DW: How can you describe the situation in South Sudan?
Henrik Maihack: The situation in South Sudan is very bad. At the moment there is fighting in different parts of the country. We see defections from the government army and also a split up among the different rebel groups which has caused an intensification of the fighting. The refugees living in South Sudan are continuously going to neighboring countries which is, of course, an indication of the seriousness of the ongoing fighting in South Sudan.
In recent days we've been reporting on many defections from the army and new rebel groups being formed. Do you see the situation escalating further?
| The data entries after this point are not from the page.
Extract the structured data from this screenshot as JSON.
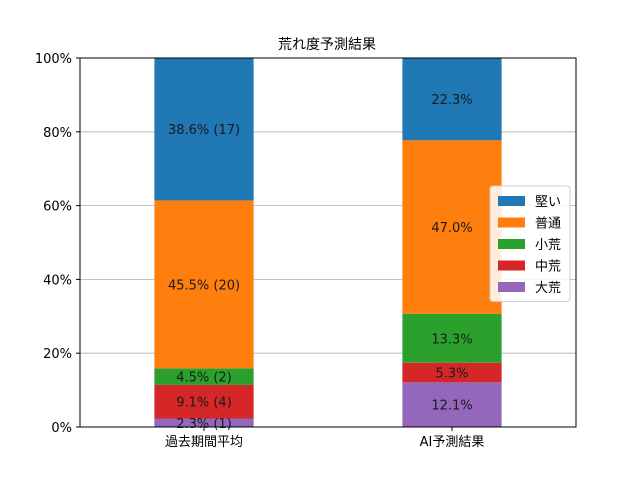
{
  "chart_data": {
    "type": "bar",
    "stacked": true,
    "title": "荒れ度予測結果",
    "xlabel": "",
    "ylabel": "",
    "ylim": [
      0,
      100
    ],
    "y_ticks": [
      "0%",
      "20%",
      "40%",
      "60%",
      "80%",
      "100%"
    ],
    "grid": "horizontal",
    "legend_position": "right",
    "categories": [
      "過去期間平均",
      "AI予測結果"
    ],
    "series": [
      {
        "name": "大荒",
        "color": "#9467bd",
        "values": [
          2.3,
          12.1
        ],
        "labels": [
          "2.3% (1)",
          "12.1%"
        ]
      },
      {
        "name": "中荒",
        "color": "#d62728",
        "values": [
          9.1,
          5.3
        ],
        "labels": [
          "9.1% (4)",
          "5.3%"
        ]
      },
      {
        "name": "小荒",
        "color": "#2ca02c",
        "values": [
          4.5,
          13.3
        ],
        "labels": [
          "4.5% (2)",
          "13.3%"
        ]
      },
      {
        "name": "普通",
        "color": "#ff7f0e",
        "values": [
          45.5,
          47.0
        ],
        "labels": [
          "45.5% (20)",
          "47.0%"
        ]
      },
      {
        "name": "堅い",
        "color": "#1f77b4",
        "values": [
          38.6,
          22.3
        ],
        "labels": [
          "38.6% (17)",
          "22.3%"
        ]
      }
    ],
    "legend_order": [
      "堅い",
      "普通",
      "小荒",
      "中荒",
      "大荒"
    ]
  }
}
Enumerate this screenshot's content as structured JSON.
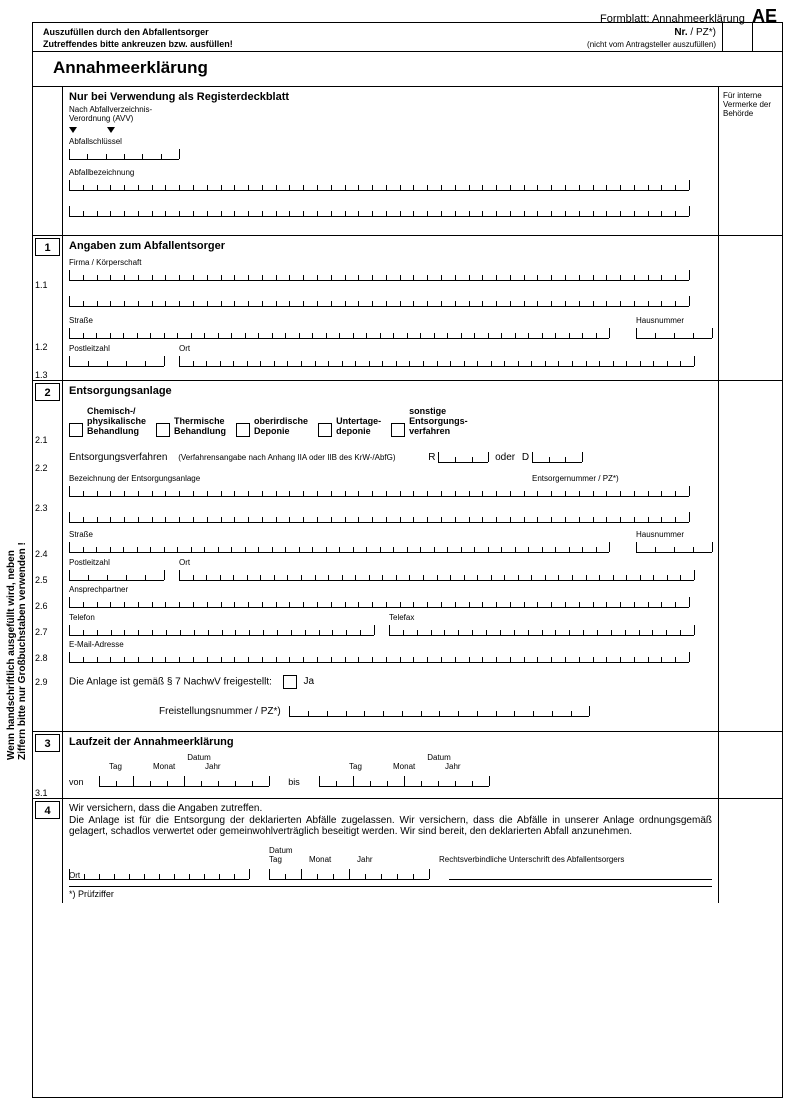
{
  "header": {
    "formblatt": "Formblatt: Annahmeerklärung",
    "code": "AE",
    "fill_by": "Auszufüllen durch den Abfallentsorger",
    "check_note": "Zutreffendes bitte ankreuzen bzw. ausfüllen!",
    "nr_label": "Nr.",
    "pz_suffix": " / PZ*)",
    "not_applicant": "(nicht vom Antragsteller auszufüllen)",
    "title": "Annahmeerklärung"
  },
  "sidetext": "Wenn handschriftlich ausgefüllt wird, neben\nZiffern bitte nur Großbuchstaben verwenden !",
  "sidecol": {
    "note": "Für interne Vermerke der Behörde"
  },
  "sec0": {
    "title": "Nur bei Verwendung als Registerdeckblatt",
    "sub": "Nach Abfallverzeichnis-\nVerordnung (AVV)",
    "key_label": "Abfallschlüssel",
    "desc_label": "Abfallbezeichnung"
  },
  "sec1": {
    "num": "1",
    "title": "Angaben zum Abfallentsorger",
    "firma": "Firma / Körperschaft",
    "n11": "1.1",
    "strasse": "Straße",
    "hausnr": "Hausnummer",
    "n12": "1.2",
    "plz": "Postleitzahl",
    "ort": "Ort",
    "n13": "1.3"
  },
  "sec2": {
    "num": "2",
    "title": "Entsorgungsanlage",
    "n21": "2.1",
    "opt1": "Chemisch-/\nphysikalische\nBehandlung",
    "opt2": "Thermische\nBehandlung",
    "opt3": "oberirdische\nDeponie",
    "opt4": "Untertage-\ndeponie",
    "opt5": "sonstige\nEntsorgungs-\nverfahren",
    "n22": "2.2",
    "verfahren": "Entsorgungsverfahren",
    "verfahren_note": "(Verfahrensangabe nach Anhang IIA oder IIB des KrW-/AbfG)",
    "R": "R",
    "oder": "oder",
    "D": "D",
    "bez": "Bezeichnung der Entsorgungsanlage",
    "entsnr": "Entsorgernummer / PZ*)",
    "n23": "2.3",
    "strasse": "Straße",
    "hausnr": "Hausnummer",
    "n24": "2.4",
    "plz": "Postleitzahl",
    "ort": "Ort",
    "n25": "2.5",
    "ansprech": "Ansprechpartner",
    "n26": "2.6",
    "tel": "Telefon",
    "fax": "Telefax",
    "n27": "2.7",
    "email": "E-Mail-Adresse",
    "n28": "2.8",
    "n29": "2.9",
    "frei_text": "Die Anlage ist gemäß § 7 NachwV freigestellt:",
    "ja": "Ja",
    "frei_nr": "Freistellungsnummer / PZ*)"
  },
  "sec3": {
    "num": "3",
    "title": "Laufzeit der Annahmeerklärung",
    "datum": "Datum",
    "tag": "Tag",
    "monat": "Monat",
    "jahr": "Jahr",
    "n31": "3.1",
    "von": "von",
    "bis": "bis"
  },
  "sec4": {
    "num": "4",
    "assure": "Wir versichern, dass die Angaben zutreffen.",
    "body": "Die Anlage ist für die Entsorgung der deklarierten Abfälle zugelassen. Wir versichern, dass die Abfälle in unserer Anlage ordnungsgemäß gelagert, schadlos verwertet oder gemeinwohlverträglich beseitigt werden. Wir sind bereit, den deklarierten Abfall anzunehmen.",
    "ort": "Ort",
    "datum": "Datum",
    "tag": "Tag",
    "monat": "Monat",
    "jahr": "Jahr",
    "sig": "Rechtsverbindliche Unterschrift des Abfallentsorgers",
    "footnote": "*)  Prüfziffer"
  },
  "ticks": {
    "short6": 6,
    "long30": 30,
    "long45": 45,
    "long33": 33,
    "plz5": 5,
    "haus4": 4,
    "date8": 8
  },
  "colors": {
    "line": "#000000",
    "bg": "#ffffff"
  }
}
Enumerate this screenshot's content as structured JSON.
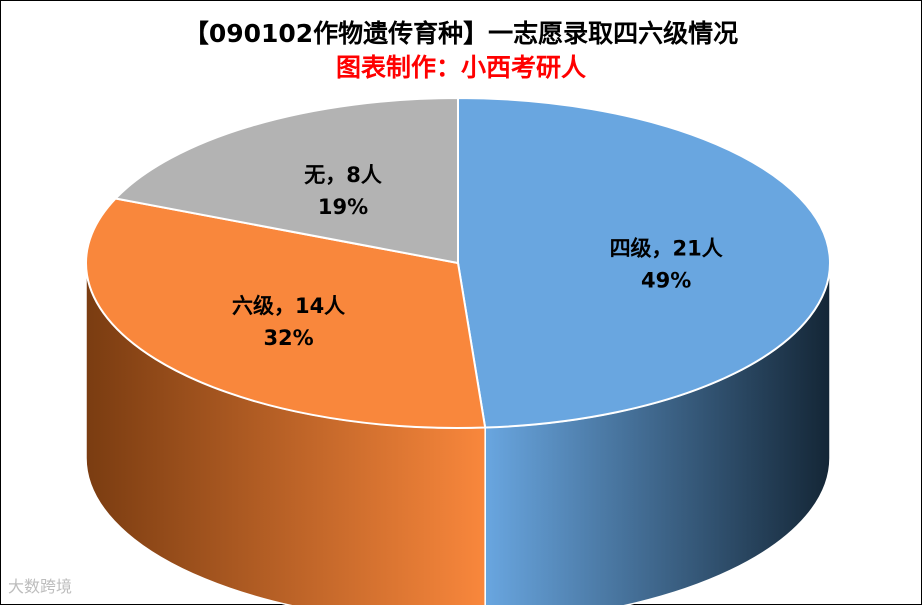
{
  "chart_data": {
    "type": "pie",
    "style": "3d",
    "title": "【090102作物遗传育种】一志愿录取四六级情况",
    "subtitle": "图表制作：小西考研人",
    "slices": [
      {
        "label": "四级，21人",
        "value": 21,
        "percent": "49%",
        "color": "#69a6e0",
        "side_dark": "#142636"
      },
      {
        "label": "六级，14人",
        "value": 14,
        "percent": "32%",
        "color": "#f9873c",
        "side_dark": "#7a3c11"
      },
      {
        "label": "无，8人",
        "value": 8,
        "percent": "19%",
        "color": "#b3b3b3",
        "side_dark": "#6e6e6e"
      }
    ],
    "start_angle_deg": 0,
    "direction": "clockwise"
  },
  "watermark": "大数跨境"
}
What we are seeing right now is basically an escalation that started in July 2016. What has changed a little bit in the last weeks and months is that the fighting has again shifted to the north of the country which traditionally has been a hot spot for fighting, but not so much at the end of last year when most fighting was in the south of the country which was a new development. Some of the fighting groups are aligned with SPLM-IO, others are self-defense groups, independent militias and there is the government army. All of them are fighting and of course, civilians are suffering. This is of course very worrying.
How do you foresee the situation in the coming days?
In my opinion, there should be a peace process where the region and neighboring countries have to come together and find a way of convening and working together with South Sudan. We also need an honest attempt at the national and decentralized level for a new peace process. Otherwise, I am not very optimistic that the fighting will stop in the near future.
Do you think it will be easy to bring back all the factions to the negotiating table to find a peaceful solution to the ongoing insecurity since civilians are the ones paying the price?
It certainly won't be easy to bring about a peace process that holds together. I think in order to understand what went wrong with peace processes in the past and how it could maybe go better in the future, we have to look at whether these processes have actually created the incentives to stop fighting. Historically, all peace processes have rewarded fighting so whoever was able to mobilize a substantive enough force would be rewarded with being part of the army or the government. So we would have to see how the incentive to fight can be reduced and of course, that requires that the civilian voices in the country are strengthened and have a bigger say at the negotiating table.
Henrik Maihack is the country director of Friedrich-Ebert-Stiftung (FES) South Sudan and Rwanda.